Remains of this Amorite civilization were found at Gezer, but little light is thrown upon the state of culture and almost no information is furnished concerning the history and government of the Amorites. The great High Place with its standing pillars was found here. Many burials of very young children were found all around about the High Place at Gezer. These thus seperated from other burials and as such a place, can be none other than the remains of the horrid rite of human sacrifice, probably in its more repulsive form, the sacrifice of the firstborn.

That the Amorites were really Semites is put beyond question not only by the Amorite words which are found, which prove a substantial identity of the Amorite and Hebrew languages, but also Egyptian sculpture has left portraits of Amorite chiefs which are so unmistakenly Semitic as to admit of no question.

In the latter part of the 19th century, scholarship was almost unanimously agreed that Semitic civilization came from Babylonia into Palestine, that indeed Abraham brought culture as well as a cult. Then Babylonian scholars began to find things at variance with this idea.

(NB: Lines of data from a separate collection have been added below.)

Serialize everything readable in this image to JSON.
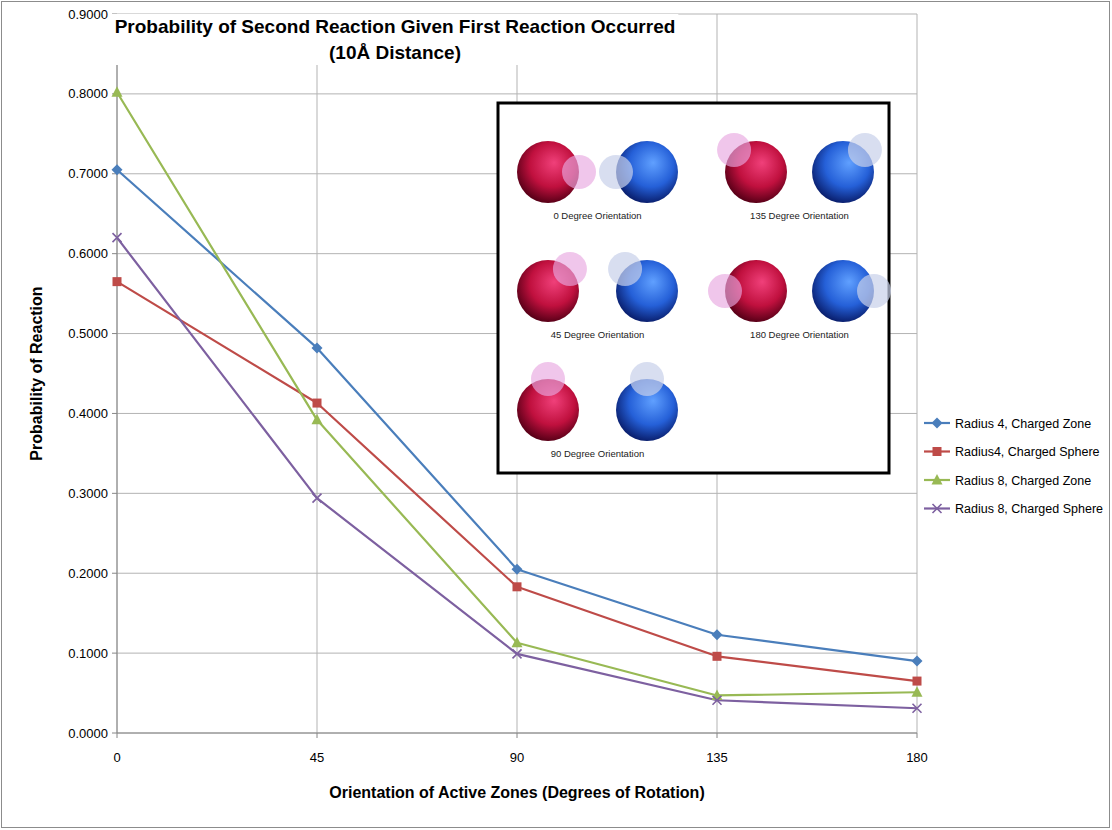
{
  "chart_data": {
    "type": "line",
    "title": "Probability of Second Reaction Given First Reaction Occurred",
    "subtitle": "(10Å Distance)",
    "x_label": "Orientation of Active Zones (Degrees of Rotation)",
    "y_label": "Probability of Reaction",
    "x": [
      0,
      45,
      90,
      135,
      180
    ],
    "xlim": [
      0,
      180
    ],
    "xticks": [
      0,
      45,
      90,
      135,
      180
    ],
    "ylim": [
      0,
      0.9
    ],
    "yticks": [
      {
        "value": 0,
        "label": "0.0000"
      },
      {
        "value": 0.1,
        "label": "0.1000"
      },
      {
        "value": 0.2,
        "label": "0.2000"
      },
      {
        "value": 0.3,
        "label": "0.3000"
      },
      {
        "value": 0.4,
        "label": "0.4000"
      },
      {
        "value": 0.5,
        "label": "0.5000"
      },
      {
        "value": 0.6,
        "label": "0.6000"
      },
      {
        "value": 0.7,
        "label": "0.7000"
      },
      {
        "value": 0.8,
        "label": "0.8000"
      },
      {
        "value": 0.9,
        "label": "0.9000"
      }
    ],
    "grid": true,
    "legend": "right",
    "series": [
      {
        "name": "Radius 4, Charged Zone",
        "color": "#4a7ebb",
        "marker": "diamond",
        "line_style": "solid",
        "values": [
          0.705,
          0.482,
          0.205,
          0.123,
          0.09
        ]
      },
      {
        "name": "Radius4, Charged Sphere",
        "color": "#be4b48",
        "marker": "square",
        "line_style": "solid",
        "values": [
          0.565,
          0.413,
          0.183,
          0.096,
          0.065
        ]
      },
      {
        "name": "Radius 8, Charged Zone",
        "color": "#98b954",
        "marker": "triangle",
        "line_style": "solid",
        "values": [
          0.802,
          0.392,
          0.113,
          0.047,
          0.051
        ]
      },
      {
        "name": "Radius 8, Charged Sphere",
        "color": "#7d60a0",
        "marker": "x",
        "line_style": "solid",
        "values": [
          0.62,
          0.294,
          0.099,
          0.041,
          0.031
        ]
      }
    ],
    "annotations": [
      "0 Degree Orientation",
      "45 Degree Orientation",
      "90 Degree Orientation",
      "135 Degree Orientation",
      "180 Degree Orientation"
    ]
  }
}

It was shown that Amurru was the early Semitic name for Palestine and Syria before Semitic civilization began in Babylonia. Scholars later developed the history of what was really a great Semitic empire earlier than that of the Nile or the Euphrates. It was demonstrated from the Amorite words, both names of gods and common nouns, found in the early Babylonian account of the flood story, that these biblical stories did not originate in Babylonia, as many have long contended, but originated along the Canaanite coast, and were translated into the language of Babylonia.